Have you been looking for a way to get your kids or students playing outside more? Do you want a way to engage them in creative, open-ended play? Build them a mud kitchen!
Today, Jenny Santeramo, a fellow play advocate, mom of five, and owner of Greyson’s Treasures Play Kits for Big Imaginations, will be sharing with us how to make a DIY Mud Kitchen!
Making a Mud Kitchen
There are so many ways to put together this magical mud kitchen. Collect some old pallets and nail them together, simple as that.

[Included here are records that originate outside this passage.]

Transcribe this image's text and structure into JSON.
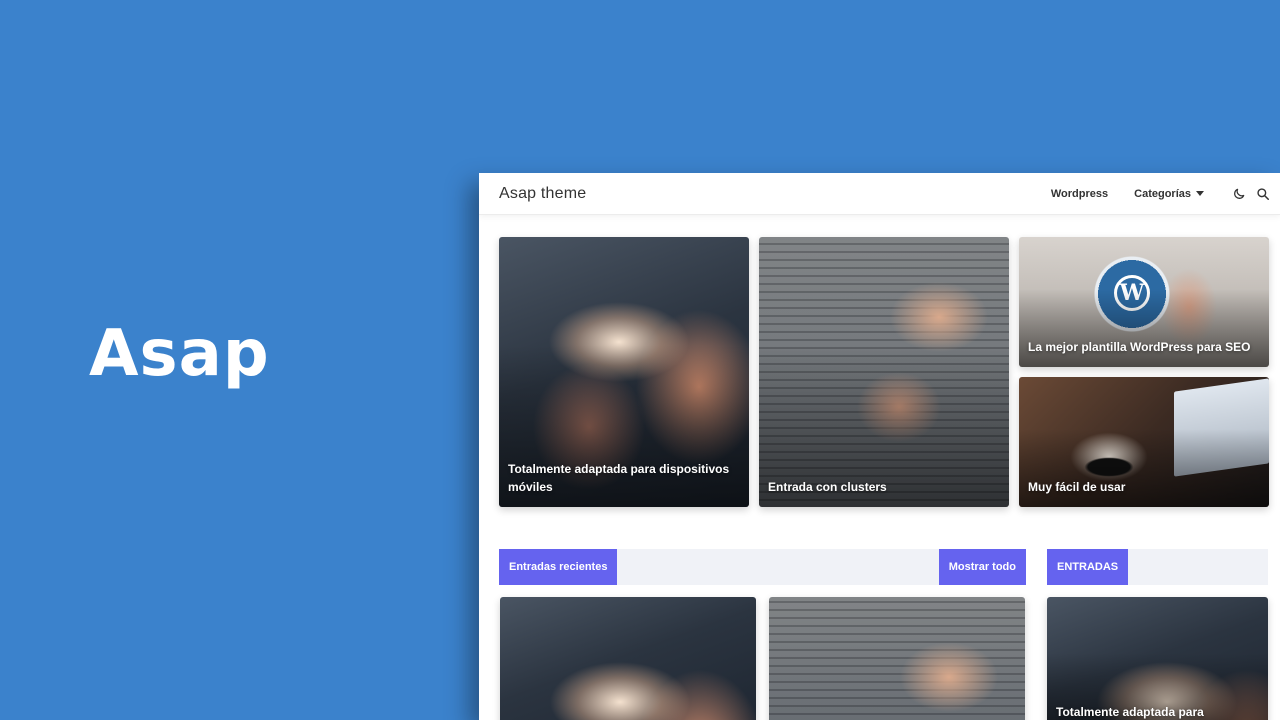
{
  "hero": {
    "title": "Asap"
  },
  "site": {
    "brand": "Asap theme",
    "nav": {
      "wordpress": "Wordpress",
      "categories": "Categorías"
    }
  },
  "featured": [
    {
      "title": "Totalmente adaptada para dispositivos móviles"
    },
    {
      "title": "Entrada con clusters"
    },
    {
      "title": "La mejor plantilla WordPress para SEO"
    },
    {
      "title": "Muy fácil de usar"
    }
  ],
  "sections": {
    "recent_label": "Entradas recientes",
    "show_all_label": "Mostrar todo",
    "entries_label": "ENTRADAS"
  },
  "sidebar_posts": [
    {
      "title": "Totalmente adaptada para dispositivos móviles"
    }
  ],
  "icons": {
    "theme_toggle": "moon-icon",
    "search": "search-icon",
    "dropdown": "caret-down-icon"
  },
  "colors": {
    "background": "#3b82cc",
    "accent": "#6563ef"
  }
}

You could also look for a used piece of furniture that is child height to use for the base. We used a jigsaw to cut a hole for a large metal bowl sink, but if you have one laying around, just use a real sink. No matter how simple or elaborate you make it, the kids will jump right in mixing, stirring, dumping, and creating.
Learning through Play
Younger children enjoy the simplicity of scooping, dumping, and mixing. They will have fun using their imaginations to make mud pies, stone soup, or simply enjoy the feel of the water or mud.
Building their imagination
You could add a play register and chalkboard easel for older children to come up with a menu. They enjoy creating a shop to sell their creations, bring your money as prices can be steep. Then let them get into the dramatic play involved with operating a mud bakery. The possibilities are endless!
What to include in your mud kitchen
First, look to nature to fill your kitchen. Water and dirt are the only essentials. Beyond that, you can include:
- Wood pieces
- Grass, weeds, herbs, flowers
- Gems, or scraps from the kitchen such as the cut-off ends of celery or whatever you happen to be chopping up that day
- You’ll also need a variety of utensils, bowls, containers, pitchers, ice trays, medicine droppers, etc.
- A scale and balance add to the science fun!
- Another thing to consider including is a pump-style soap container. We had one that was mostly out of soap, but the kids were able to add water and get bubbles.
- You can also check your recycling bin for treasures such as empty juice bottles, yogurt containers, egg cartons, etc.
- Local thrift shops can be a great resource for interesting things to include as well.
Other things to include in the mud kitchen
Have the children collect items to freeze in an ice tray to investigate later, try adding play dough, freeze baking soda mixed with just enough water to make a paste, and any scent you’d like such as vanilla or cocoa powder to make pretend ice cream. The possibilities are endless!